Pianiste iconoclaste, personnalité hors norme, Alfred Brendel est désormais une figure légendaire du piano, notamment pour ses enregistrements de Beethoven… et Schubert, dont il a réhabilité au concert, dans les années 1970, un certain nombre d'œuvres qui étaient jusqu'alors négligées, comme les dernières sonates.
C'est là l'origine de cette série de treize films tournés pour la télévision à Brème et qui se concentrent sur les œuvres pour piano à deux mains de la dernière période de Schubert, largement introduites par Brendel lui-même (en langue allemande).
Le propos du pianiste, souvent répété tout au long de ses présentations, est de renouer avec le véritable Schubert, rompant avec les clichés – toujours vivaces aujourd'hui - d'un compositeur lisse, sans aspérité, bon enfant, presque ronflant, tout juste bon à représenter en musique la douce quiétude de la campagne autrichienne, au gré du mouvement berceur des ailes d'un moulin ou de celui de quelque poisson de rivière remontant le courant…
Image paradoxale et presque vieillotte d'un compositeur qui n'a pas dépassé 31 ans et par rapport à laquelle Alfred Brendel s'inscrit en faux pour mieux développer l'idée d'un compositeur jeune et en pleine possession de ses moyens expressifs et surtout dramatiques, innovant à chaque mesure, traversé de questionnements extrêmes.
Pour ce faire, il développe une musicologie critique (il remet notamment en cause les écrits de Schuman sur Schubert) très argumentée, basée sur une connaissance exhaustive de l'ensemble du grand répertoire germanique – et pas seulement pianistique - ainsi que de la pratique de l'instrument. Mais cette approche, pour intellectuelle, n'en oublie pas pour autant la dimension émotionnelle des œuvres, le sentiment, qui est pour lui "l'alpha et l'oméga de la musique".

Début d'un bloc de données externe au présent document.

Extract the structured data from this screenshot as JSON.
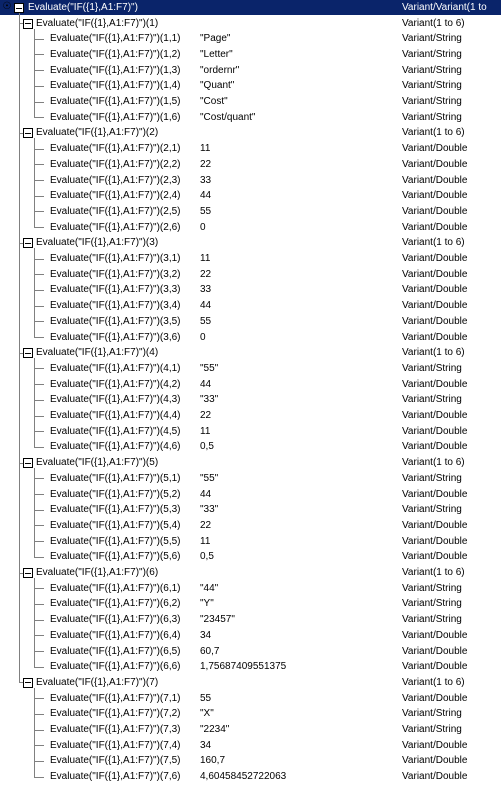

Tout cela fait de cette somme un témoignage passionnant et totalement convainquant d'un interprète (malheureusement) d'un autre temps, qui fait passer le compositeur avant lui-même, sans ostentation d'aucune sorte, refusant le spectaculaire, humble et habité à la fois.
Volume 1 de la collection
Cette série s'ouvre par un classique, la Fantaisie Wanderer, ainsi que par les Sonates en la mineur et do majeur. Ici, Brendel s'attache à montrer les spécificités du langage schubertien à travers de larges comparaisons avec les autres sonates du compositeur. Il montre également toute la dimension orchestrale de son écriture pianistique, qui le conforte dans sa vision d'un Schubert puissant et dramatique, y compris dans ses œuvres pour soliste. Il démontre aussi toute l'invention du compositeur à travers une étude très précise de la forme (pour la Fantaisie), assez unique pour l'époque. Fort de ces explications, le pianiste nous livre une interprétation forte, percussive, marquante de la Wanderer dont seule la prise de son vient malheureusement amoindrir l'impact.